Too many people believe that you have to be in Silicon Valley—or some similarly hyped tech-obsessed locale—to be an entrepreneur. Techstars knows this isn’t true: successful entrepreneurship can happen anywhere.
Marc Nager and Dave Mayer are living proof.
Marc is the Co-founder of Startup Weekend, the former CEO of UP Global before it was acquired by Techstars, and Techstars Chief Community Officer after the acquisition. He is on a mission to bring entrepreneurship to rural America.
Dave is the Founder and CEO at Technical Integrity and Massive Impact and the Founder of Aspen Entrepreneurs, and an active and passionate member of the Colorado startup community.
Both are hugely active in their local startup communities, Marc in Telluride, CO and Dave in Carbondale, CO outside of Aspen, and both see how entrepreneurship can thrive in these relatively small places—and what entrepreneurship can bring to them to make them economically sustainable for the long term.

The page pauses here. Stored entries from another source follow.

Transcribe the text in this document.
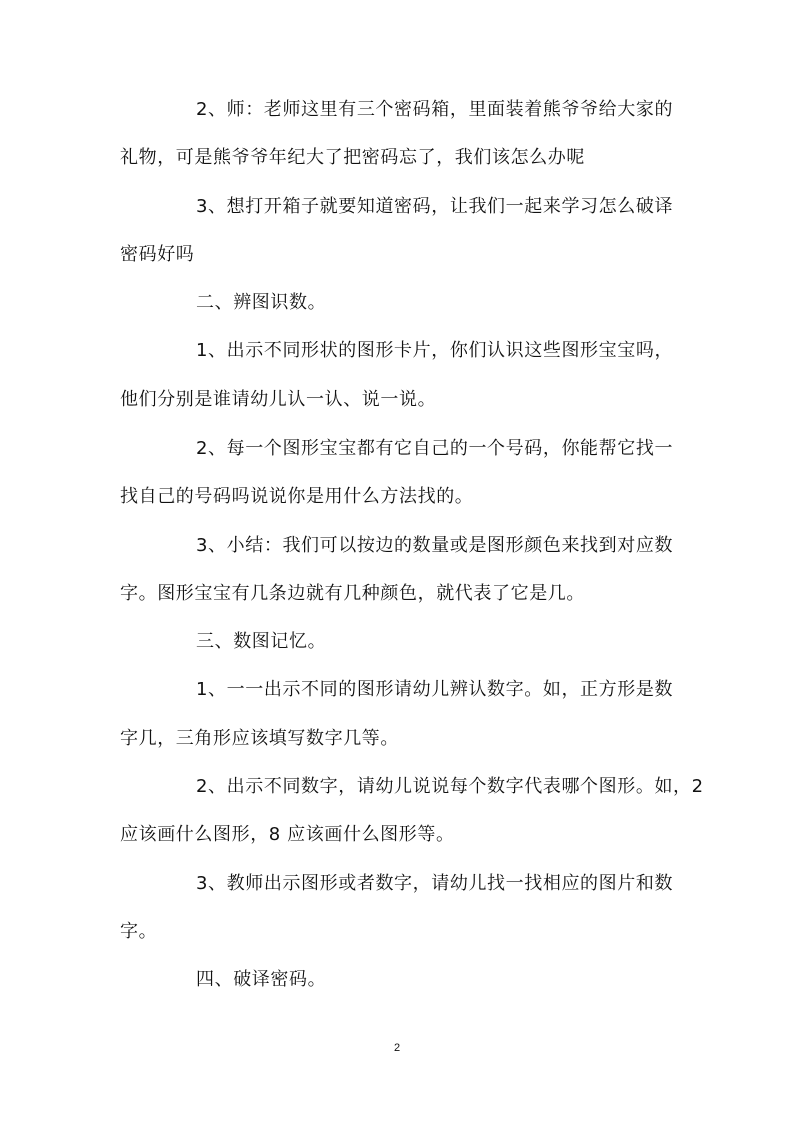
2、师：老师这里有三个密码箱，里面装着熊爷爷给大家的
礼物，可是熊爷爷年纪大了把密码忘了，我们该怎么办呢
3、想打开箱子就要知道密码，让我们一起来学习怎么破译
密码好吗
二、辨图识数。
1、出示不同形状的图形卡片，你们认识这些图形宝宝吗，
他们分别是谁请幼儿认一认、说一说。
2、每一个图形宝宝都有它自己的一个号码，你能帮它找一
找自己的号码吗说说你是用什么方法找的。
3、小结：我们可以按边的数量或是图形颜色来找到对应数
字。图形宝宝有几条边就有几种颜色，就代表了它是几。
三、数图记忆。
1、一一出示不同的图形请幼儿辨认数字。如，正方形是数
字几，三角形应该填写数字几等。
2、出示不同数字，请幼儿说说每个数字代表哪个图形。如，2
应该画什么图形，8 应该画什么图形等。
3、教师出示图形或者数字，请幼儿找一找相应的图片和数
字。
四、破译密码。
2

Listen to hear Marc and Dave talk with Brad Feld—who literally wrote the book on Startup Communities—for a deeply thoughtful exploration of the how and why of entrepreneurship in a ‘non-urban’ environment.

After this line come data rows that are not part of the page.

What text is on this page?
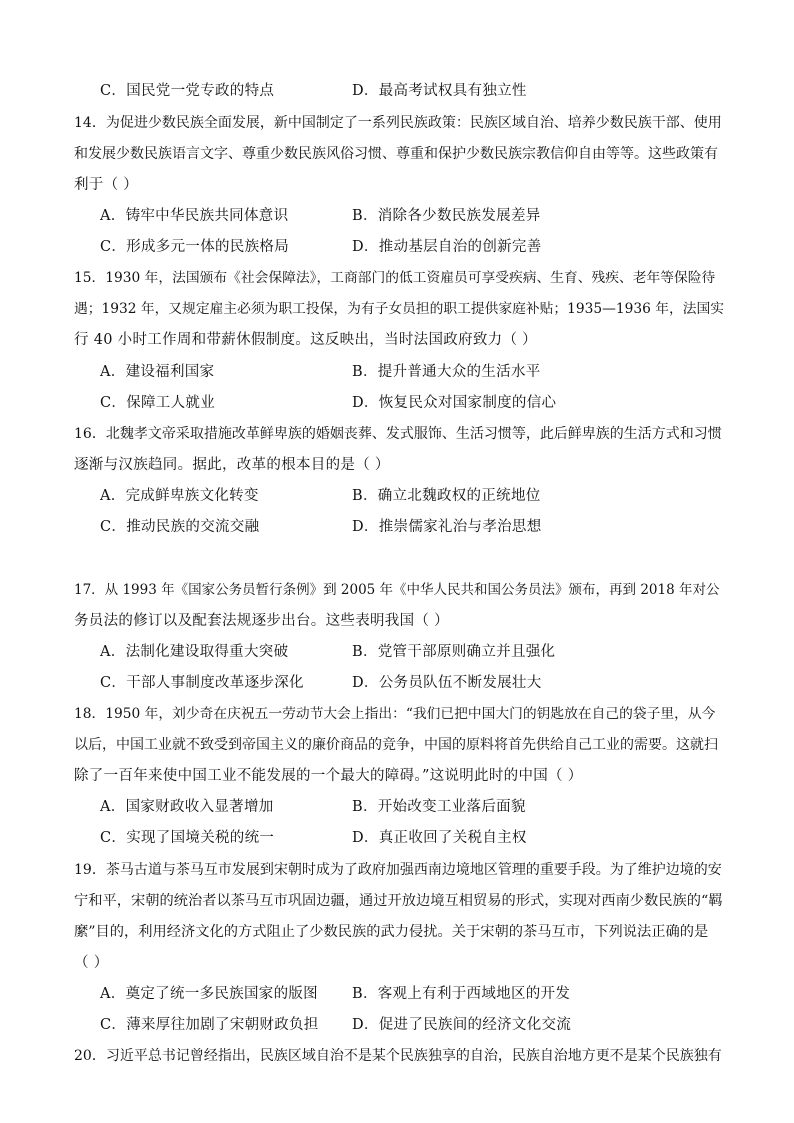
C．国民党一党专政的特点	D．最高考试权具有独立性
14．为促进少数民族全面发展，新中国制定了一系列民族政策：民族区域自治、培养少数民族干部、使用
和发展少数民族语言文字、尊重少数民族风俗习惯、尊重和保护少数民族宗教信仰自由等等。这些政策有
利于（ ）
A．铸牢中华民族共同体意识	B．消除各少数民族发展差异
C．形成多元一体的民族格局	D．推动基层自治的创新完善
15．1930 年，法国颁布《社会保障法》，工商部门的低工资雇员可享受疾病、生育、残疾、老年等保险待
遇；1932 年，又规定雇主必须为职工投保，为有子女员担的职工提供家庭补贴；1935—1936 年，法国实
行 40 小时工作周和带薪休假制度。这反映出，当时法国政府致力（ ）
A．建设福利国家	B．提升普通大众的生活水平
C．保障工人就业	D．恢复民众对国家制度的信心
16．北魏孝文帝采取措施改革鲜卑族的婚姻丧葬、发式服饰、生活习惯等，此后鲜卑族的生活方式和习惯
逐渐与汉族趋同。据此，改革的根本目的是（ ）
A．完成鲜卑族文化转变	B．确立北魏政权的正统地位
C．推动民族的交流交融	D．推崇儒家礼治与孝治思想
17．从 1993 年《国家公务员暂行条例》到 2005 年《中华人民共和国公务员法》颁布，再到 2018 年对公
务员法的修订以及配套法规逐步出台。这些表明我国（ ）
A．法制化建设取得重大突破	B．党管干部原则确立并且强化
C．干部人事制度改革逐步深化	D．公务员队伍不断发展壮大
18．1950 年，刘少奇在庆祝五一劳动节大会上指出：“我们已把中国大门的钥匙放在自己的袋子里，从今
以后，中国工业就不致受到帝国主义的廉价商品的竞争，中国的原料将首先供给自己工业的需要。这就扫
除了一百年来使中国工业不能发展的一个最大的障碍。”这说明此时的中国（ ）
A．国家财政收入显著增加	B．开始改变工业落后面貌
C．实现了国境关税的统一	D．真正收回了关税自主权
19．茶马古道与茶马互市发展到宋朝时成为了政府加强西南边境地区管理的重要手段。为了维护边境的安
宁和平，宋朝的统治者以茶马互市巩固边疆，通过开放边境互相贸易的形式，实现对西南少数民族的“羁
縻”目的，利用经济文化的方式阻止了少数民族的武力侵扰。关于宋朝的茶马互市，下列说法正确的是
（ ）
A．奠定了统一多民族国家的版图 B．客观上有利于西域地区的开发
C．薄来厚往加剧了宋朝财政负担 D．促进了民族间的经济文化交流
20．习近平总书记曾经指出，民族区域自治不是某个民族独享的自治，民族自治地方更不是某个民族独有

Listen for Marc’s and Dave’s take on…
Marc and Dave on the economic benefits—and potential—of entrepreneurship in a small town:
Marc: “I fundamentally believe entrepreneurship is the most powerful force in advancing human welfare.”
Marc: “We can look at Telluride as a microcosm for what’s happening in the rest of the country through the lens of economic development, and see how can entrepreneurship can play a massive part in a vision for creating a more sustainable economy over the long term.”
Marc: “You find some incredibly accomplished people in these small towns. Likely they’re the people who grew up here who went off, had careers, and came back, and they’re looking to participate in different ways, as entrepreneurs or as investors. You end up with a vast resource of this intellectual and financial and network capital in these small towns.”
Dave: “For me it’s about quality of life, right? Broadband means that people can work from wherever they want now. All you need is a laptop and a great internet connection and a great idea—and obviously an ability to execute—and the ability to build a great team around you.”
Dave: “The word entrepreneur, the word startup—some people worry that we’re going to attract a Facebook to some 50,000 person valley and it’s going to change everything. That’s not really the goal, right? It’s getting five or 10, $10 to $20 million companies that can create real jobs for people and give them great health care. Those people can raise their kids here, live the life that they’ve dreamed of, and not be forced out by these rising prices around Aspen or Telluride.”
Marc and Dave on the new definition of success:
Marc: “The new American dream isn’t getting a fancy job and climbing the corporate ladder. It’s about living and working where you want—and having meaningful work.”
Dave: “Everybody has their own definition of success. And if that means working out of a coffee shop and hitting a powder day and then working with your friends and on something that you’ve been dreaming about forever, then that’s an easy one. That’s an easy success.”